Truth is harsh, however this seems to be 100% accurate for nearly all cases of employment. Rarely do you get to focus on simply interesting problems and good engineering as a primary concern

philipov|1 year ago

Boredom is in the mind, not the task. Things aren't boring, people are. An important type of intelligence is the capacity to find what's interesting about a task that others lack the imagination to see. One needs to be able to create their own interesting solutions rather than expecting them to be handed down on a plate.

johnnyanmac|1 year ago

You gotta go into R&D if you want to focus on the fun stuff without the annoying plumbing. But such positions require an entirely different pipeline from getting a SWE position out of college.

mytailorisrich|1 year ago

A good way to secure your position is to be the go-to expert for a product with many years of life ahead of it.

Fixing stuff on a legacy product may make management happy but if that product is discontinued next year then you haven't accrued technical expertise valuable to the company (but you may have built a reputation as a fixer and quick learner).

So, as usual, it is a balancing act.

Edit: this is my perspective from the embedded world.
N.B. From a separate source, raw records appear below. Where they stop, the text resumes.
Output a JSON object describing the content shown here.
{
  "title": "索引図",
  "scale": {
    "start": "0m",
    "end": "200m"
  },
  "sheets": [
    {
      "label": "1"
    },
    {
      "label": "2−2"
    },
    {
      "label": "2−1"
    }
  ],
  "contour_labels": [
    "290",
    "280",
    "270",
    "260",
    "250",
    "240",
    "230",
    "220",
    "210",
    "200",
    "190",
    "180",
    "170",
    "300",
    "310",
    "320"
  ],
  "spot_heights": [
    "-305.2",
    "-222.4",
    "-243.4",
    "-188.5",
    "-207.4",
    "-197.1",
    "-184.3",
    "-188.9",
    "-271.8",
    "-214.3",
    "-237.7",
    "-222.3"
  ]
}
It probably applies generally, though.

joezydeco|1 year ago

I'm referring to embedded, not web dev.

When times get tight the new projects get shitcanned and the 10 year-old cash cow design gets the promised new features.

One crusty project I worked on was a legacy control board for a piece of restaurant equipment. The customer, the company that built the actual machine, had been building this product for 40 years. It had been through two PCB redesigns and two different microcontrollers, but the logic was tried and true and had to survive. A port of the project from 6800 assembly to C had completely gone off the rails and the contractor was dumped. All it took was a 20-opcode fix to a routine that the contractor just couldn't grok.

ambicapter|1 year ago

It is indeed, but at the same time, things that have stuck around tend to stick around, and hot new things have a way more variable longevity score.

dakiol|1 year ago

I wouldn't say that's the conclusion. If there's only one true thing about work is: management doesn't care about you. They can fire you for any reason, and thinking that by working on stuff nobody else wants to work on you are "safe", it's an illusion.
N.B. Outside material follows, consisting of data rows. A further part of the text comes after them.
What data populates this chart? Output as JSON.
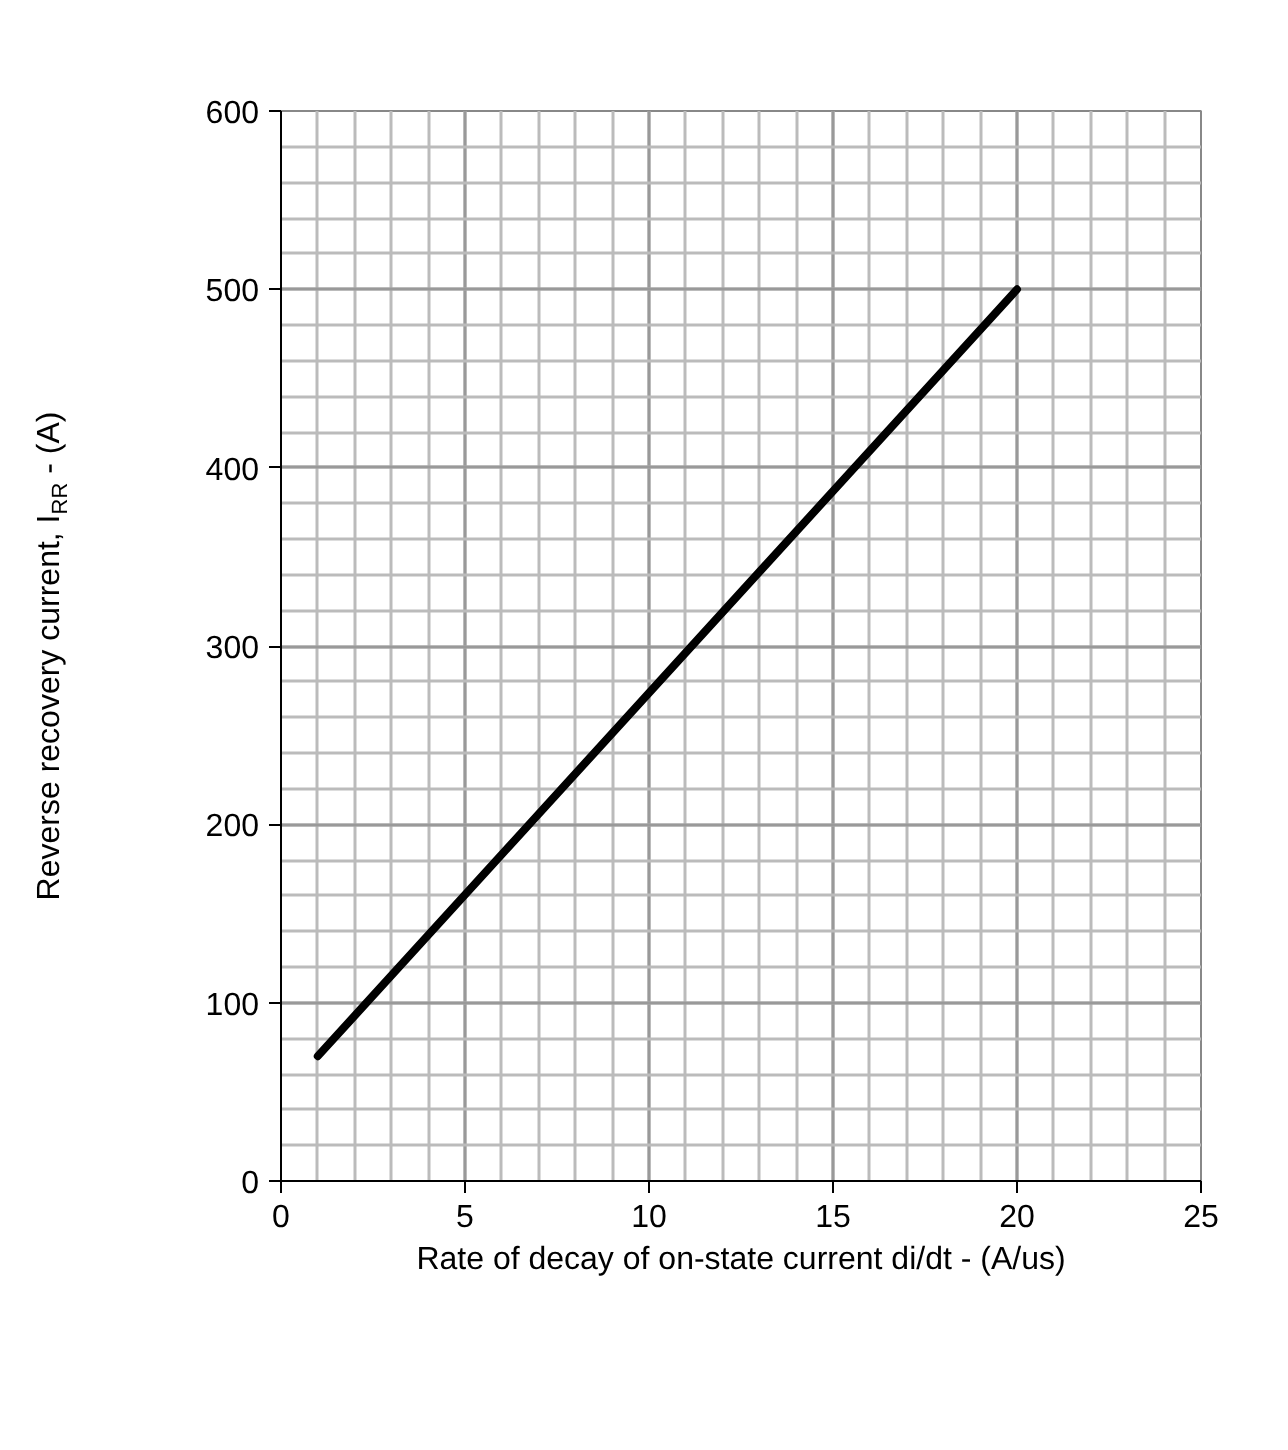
{
  "chart_data": {
    "type": "line",
    "xlabel": "Rate of decay of on-state current di/dt - (A/us)",
    "ylabel": "Reverse recovery current, I$_{RR}$ - (A)",
    "x": [
      1,
      20
    ],
    "series": [
      {
        "color": "#000000",
        "values": [
          70,
          500
        ]
      }
    ],
    "xlim": [
      0,
      25
    ],
    "ylim": [
      0,
      600
    ],
    "xticks": [
      0,
      5,
      10,
      15,
      20,
      25
    ],
    "yticks": [
      0,
      100,
      200,
      300,
      400,
      500,
      600
    ],
    "grid": true,
    "marker": "none",
    "line_style": "solid"
  }
}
If any the conclusion is: work on what you want, life is short.

bee_rider|1 year ago

Engineers have a special place in society like doctors and lawyers. Working with management is part of the job, but engineers have a professional ethical obligation to say no if they are asked to something against the public good.

The split there isn’t in favor of doing stuff that’s fun and novel though; actually, the engineer should usually pick a boring proven solution if the public has a high stake in the outcome.

Glawen|1 year ago

Only valid when engineering something which can kill/hurt/pollute. These areas are regulated and can carry personal liabilities when it goes wrong.
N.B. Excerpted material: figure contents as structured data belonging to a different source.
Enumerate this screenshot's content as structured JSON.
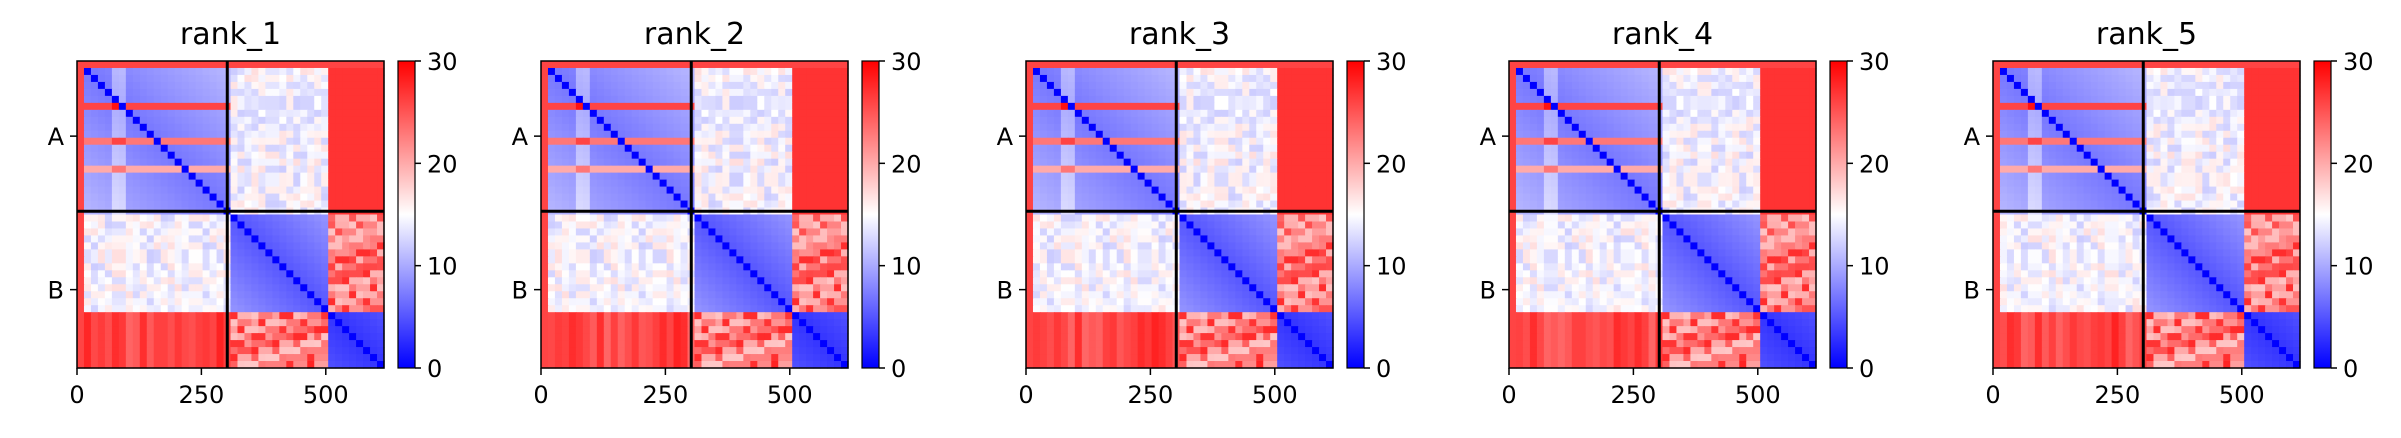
{
  "chart_data": [
    {
      "type": "heatmap",
      "title": "rank_1",
      "xticks": [
        0,
        250,
        500
      ],
      "xlim": [
        0,
        617
      ],
      "chains": [
        "A",
        "B"
      ],
      "chain_boundary": 302,
      "colorbar": {
        "ticks": [
          0,
          10,
          20,
          30
        ],
        "range": [
          0,
          30
        ],
        "colormap": "bwr",
        "colors": [
          "#0000ff",
          "#ffffff",
          "#ff0000"
        ]
      },
      "red_bands_A": [
        0.28,
        0.52,
        0.72
      ],
      "variant": 0
    },
    {
      "type": "heatmap",
      "title": "rank_2",
      "xticks": [
        0,
        250,
        500
      ],
      "xlim": [
        0,
        617
      ],
      "chains": [
        "A",
        "B"
      ],
      "chain_boundary": 302,
      "colorbar": {
        "ticks": [
          0,
          10,
          20,
          30
        ],
        "range": [
          0,
          30
        ],
        "colormap": "bwr",
        "colors": [
          "#0000ff",
          "#ffffff",
          "#ff0000"
        ]
      },
      "red_bands_A": [
        0.3,
        0.55,
        0.7
      ],
      "variant": 1
    },
    {
      "type": "heatmap",
      "title": "rank_3",
      "xticks": [
        0,
        250,
        500
      ],
      "xlim": [
        0,
        617
      ],
      "chains": [
        "A",
        "B"
      ],
      "chain_boundary": 302,
      "colorbar": {
        "ticks": [
          0,
          10,
          20,
          30
        ],
        "range": [
          0,
          30
        ],
        "colormap": "bwr",
        "colors": [
          "#0000ff",
          "#ffffff",
          "#ff0000"
        ]
      },
      "red_bands_A": [
        0.3,
        0.55,
        0.7
      ],
      "variant": 2
    },
    {
      "type": "heatmap",
      "title": "rank_4",
      "xticks": [
        0,
        250,
        500
      ],
      "xlim": [
        0,
        617
      ],
      "chains": [
        "A",
        "B"
      ],
      "chain_boundary": 302,
      "colorbar": {
        "ticks": [
          0,
          10,
          20,
          30
        ],
        "range": [
          0,
          30
        ],
        "colormap": "bwr",
        "colors": [
          "#0000ff",
          "#ffffff",
          "#ff0000"
        ]
      },
      "red_bands_A": [
        0.3,
        0.55,
        0.72
      ],
      "variant": 3
    },
    {
      "type": "heatmap",
      "title": "rank_5",
      "xticks": [
        0,
        250,
        500
      ],
      "xlim": [
        0,
        617
      ],
      "chains": [
        "A",
        "B"
      ],
      "chain_boundary": 302,
      "colorbar": {
        "ticks": [
          0,
          10,
          20,
          30
        ],
        "range": [
          0,
          30
        ],
        "colormap": "bwr",
        "colors": [
          "#0000ff",
          "#ffffff",
          "#ff0000"
        ]
      },
      "red_bands_A": [
        0.3,
        0.55,
        0.72
      ],
      "variant": 4
    }
  ]
}
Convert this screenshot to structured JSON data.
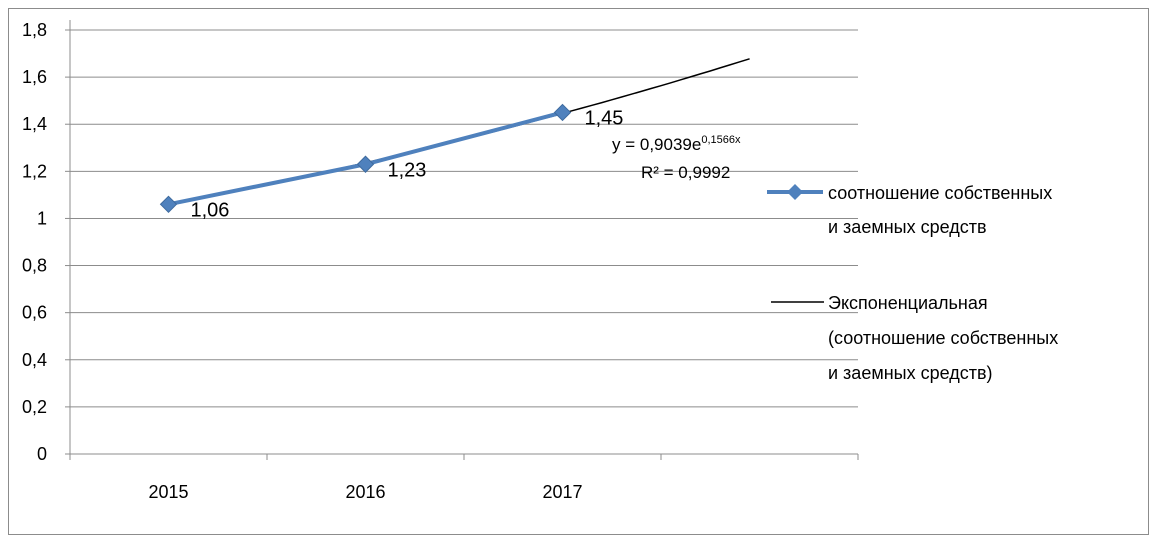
{
  "chart_data": {
    "type": "line",
    "categories": [
      "2015",
      "2016",
      "2017"
    ],
    "ylim": [
      0,
      1.8
    ],
    "yticks": [
      "0",
      "0,2",
      "0,4",
      "0,6",
      "0,8",
      "1",
      "1,2",
      "1,4",
      "1,6",
      "1,8"
    ],
    "grid": true,
    "legend_position": "right",
    "series": [
      {
        "name": "соотношение собственных и заемных средств",
        "legend_lines": [
          "соотношение собственных",
          "и заемных средств"
        ],
        "values": [
          1.06,
          1.23,
          1.45
        ],
        "data_labels": [
          "1,06",
          "1,23",
          "1,45"
        ],
        "color": "#4f81bd",
        "marker": "diamond"
      }
    ],
    "trendline": {
      "name": "Экспоненциальная (соотношение собственных и заемных средств)",
      "legend_lines": [
        "Экспоненциальная",
        "(соотношение собственных",
        "и заемных средств)"
      ],
      "type": "exponential",
      "a": 0.9039,
      "b": 0.1566,
      "forward_periods": 1,
      "color": "#000000",
      "equation_base": "y = 0,9039e",
      "equation_exp": "0,1566x",
      "r2_text": "R² = 0,9992"
    }
  }
}
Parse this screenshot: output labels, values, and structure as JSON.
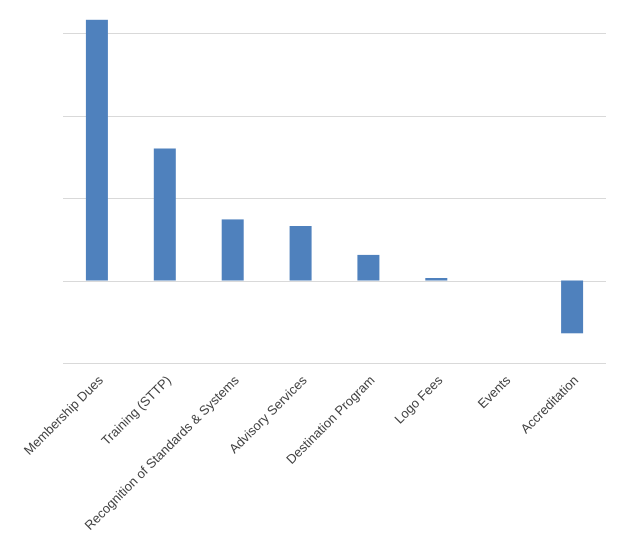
{
  "chart_data": {
    "type": "bar",
    "title": "",
    "xlabel": "",
    "ylabel": "",
    "categories": [
      "Membership Dues",
      "Training (STTP)",
      "Recognition of Standards & Systems",
      "Advisory Services",
      "Destination Program",
      "Logo Fees",
      "Events",
      "Accreditation"
    ],
    "values": [
      3.16,
      1.6,
      0.74,
      0.66,
      0.31,
      0.03,
      0.0,
      -0.64
    ],
    "ylim": [
      -1,
      3
    ],
    "yticks": [
      -1,
      0,
      1,
      2,
      3
    ],
    "y_tick_labels_shown": false,
    "grid": true,
    "legend": "none",
    "bar_color": "#4f81bd",
    "grid_color": "#d9d9d9",
    "axis_label_color": "#404040"
  }
}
But the vast majority of HN topics are not concerned. Additionaly, it does not pay well

rkangel|1 year ago

> Engineering isn't about working on the most interesting problems. It's about getting stuff done and management happy.

That's a perfectly reasonable thing to want out of engineering for yourself. I wouldn't state it as an absolute truth for all people though.

Personally, I'd like to be working on something that extends the state-of-the-art a little, even if only by a tiny fraction. It can be one for the other disciplines involved - it doesn't have to be the software I'm writing that is responsible for that (and it usually isn't), but that's what I derive satisfaction from.

regularfry|1 year ago

It depends on your goals, though. Depending on the company, that can be a very good way to be treated as a cost centre to be minimised.

MassiveQuasar|1 year ago

Yes, let's minimize the only dev working on legacy software.

mardifoufs|1 year ago

That's a very narrow definition of engineering. And while it's not wrong, it's absolutely more of a "management" POV. Like sure, for management, engineering is mostly about what you said, but that's it.

ErikAugust|1 year ago

Well, that's just, like, your opinion, man.